Freckles. Some echo started to tug at the fabric of his memory, pulling at a corner of his mind that was hidden, and forcing him to acknowledge it. Fergus recoiled from that place, smothering the line of thinking before the nightmare could inhale its first scream.
“I found you. And your poor friend.” Eadlin spoke matter-of-factly, reaching to put the dried flowers into an empty plastic water cup. “And if you don’t remember maybe it’s for the best. I brought you some flowers. Dried ones, I’m afraid, there’s not much blooming at this time of year. Midsummer marigolds; they’re supposed to be good for healing.”
She talked on, filling the silence with sound. Fergus muttered his appreciation for the fl
owers, wishing he could think of something intelligent to say, and fearing his quietness might be ungracious.
“I heard you was out of Intensive Care. They wouldn’t let me see you before, not being family, like.”

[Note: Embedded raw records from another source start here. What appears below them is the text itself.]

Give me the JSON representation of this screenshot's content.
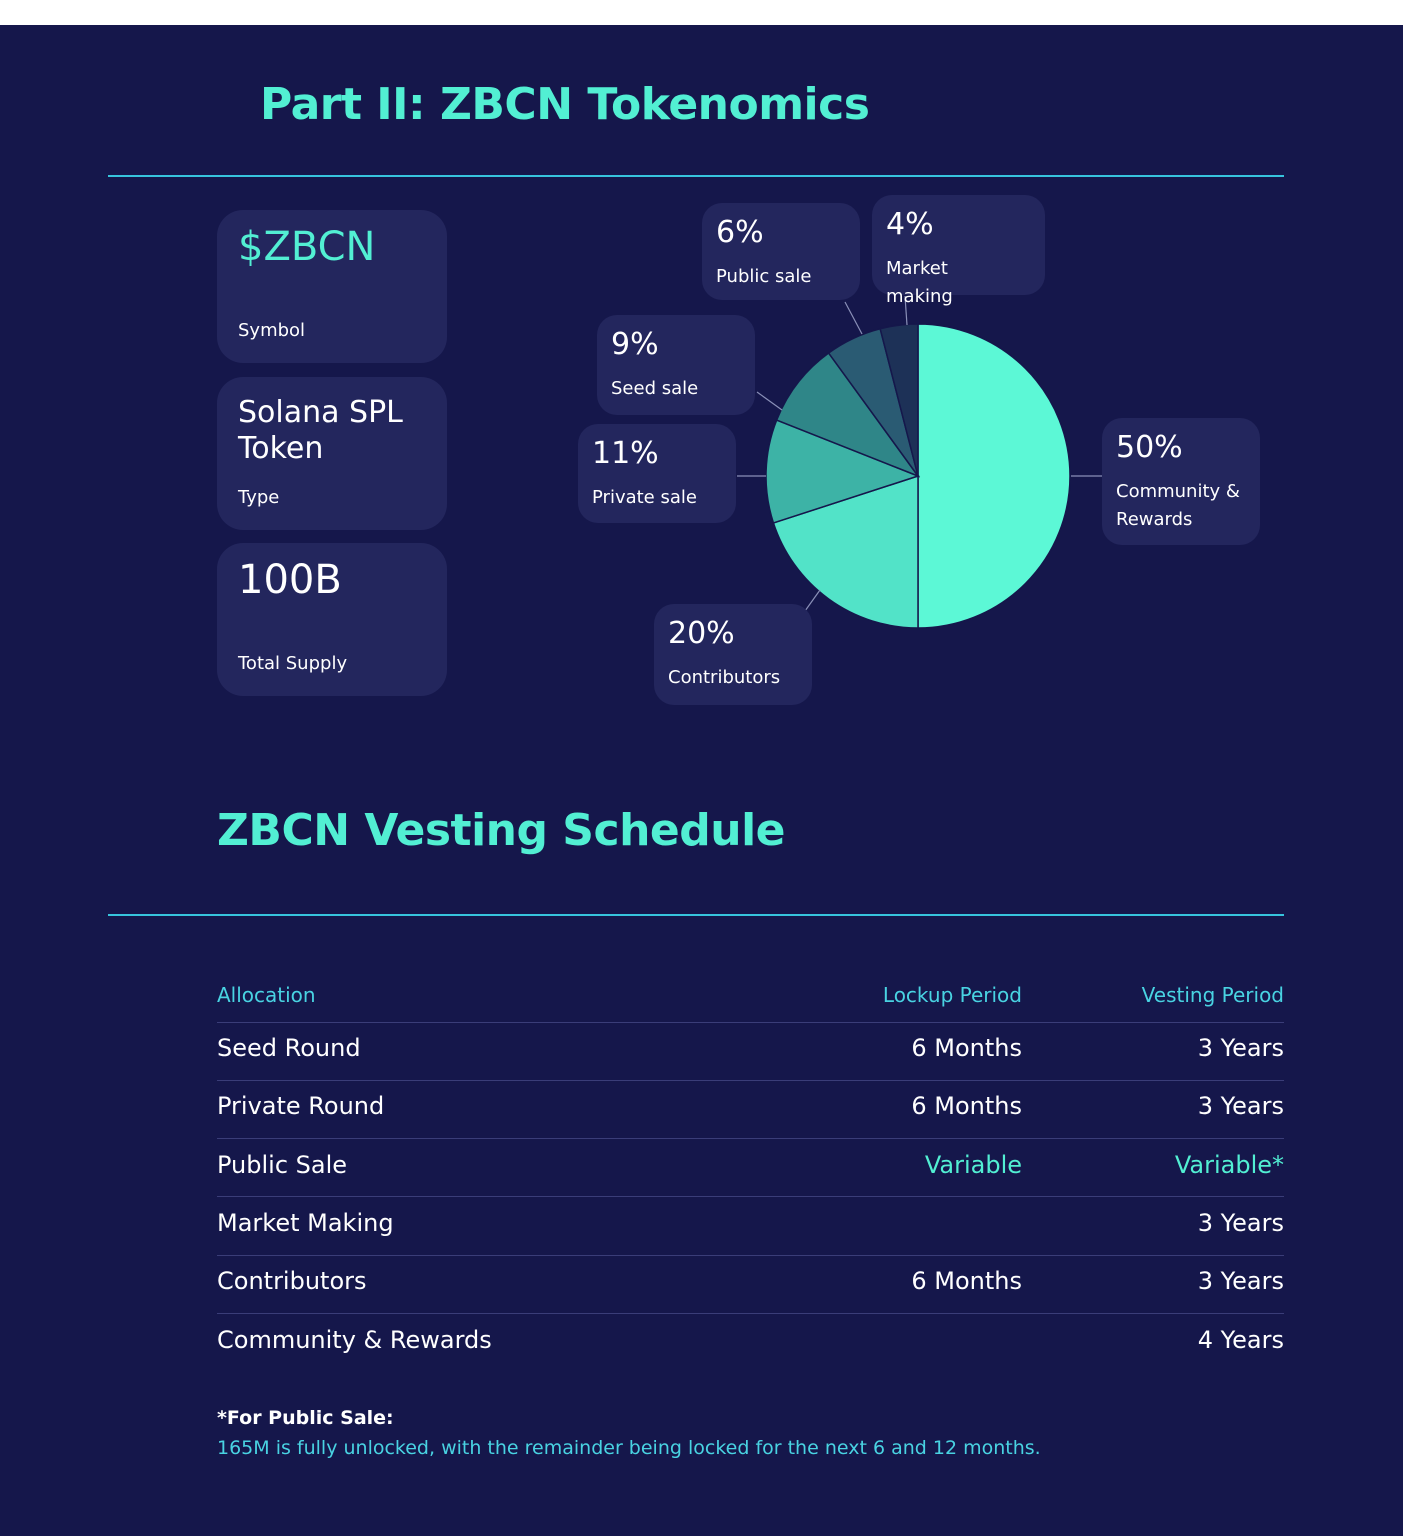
{
  "header": {
    "title": "Part II: ZBCN Tokenomics"
  },
  "info_cards": [
    {
      "value": "$ZBCN",
      "label": "Symbol"
    },
    {
      "value": "Solana SPL Token",
      "label": "Type"
    },
    {
      "value": "100B",
      "label": "Total Supply"
    }
  ],
  "chart_data": {
    "type": "pie",
    "categories": [
      "Community & Rewards",
      "Contributors",
      "Private sale",
      "Seed sale",
      "Public sale",
      "Market making"
    ],
    "values": [
      50,
      20,
      11,
      9,
      6,
      4
    ],
    "value_labels": [
      "50%",
      "20%",
      "11%",
      "9%",
      "6%",
      "4%"
    ],
    "colors": [
      "#5cf8d6",
      "#52e3c8",
      "#3db3a6",
      "#2f8688",
      "#2a5b73",
      "#1d3157"
    ]
  },
  "vesting": {
    "title": "ZBCN Vesting Schedule",
    "columns": [
      "Allocation",
      "Lockup Period",
      "Vesting Period"
    ],
    "rows": [
      [
        "Seed Round",
        "6 Months",
        "3 Years"
      ],
      [
        "Private Round",
        "6 Months",
        "3 Years"
      ],
      [
        "Public Sale",
        "Variable",
        "Variable*"
      ],
      [
        "Market Making",
        null,
        "3 Years"
      ],
      [
        "Contributors",
        "6 Months",
        "3 Years"
      ],
      [
        "Community & Rewards",
        null,
        "4 Years"
      ]
    ],
    "footnote_title": "*For Public Sale:",
    "footnote": "165M is fully unlocked, with the remainder being locked for the next 6 and 12 months."
  }
}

“You’re one of the riders.” He had finally found his voice. The smell must be horses. “The police told me I was found by riders.”
“That’s right. Me an’ Jake. He thought you was both dead. Luckily me and the ambulance men thought otherwise.”
Jake. Another rip in the fabric. It was like trying to hold disintegrating curtains together against the daylight.
“So how are you feeling?”
“Actually I’m not feeling much at all at the moment.” Fergus wiggled his fingertips at her from within their plaster casts, trying to keep the demons at bay with a joke.
“That’s a bummer.” Eadlin smiled at him again, with more humour than sentiment, but the smile was making the curtains in his mind crumble away. He replied unthinkingly, outrageously, anything to hold his head together.
“That’s another thing I can’t do for myself at the moment. Wipe my own bum.” Fergus screwed up his face, becoming agitated within his restraints as he tried to keep his thoughts away from the mess. A fading voice of reason told him that he was being gross to a stranger.
“Are you all right?” Eadlin put her hand on his arm above the plaster cast, in a touch that was disconcertingly familiar, and the sudden look of concern on her face ripped apart the final shreds of fabric in his mind. As the memories flooded back he squirmed in the bed, eyes staring at horrors only he could see. Traction equipment jangled around him with noisy irrelevance as he writhed.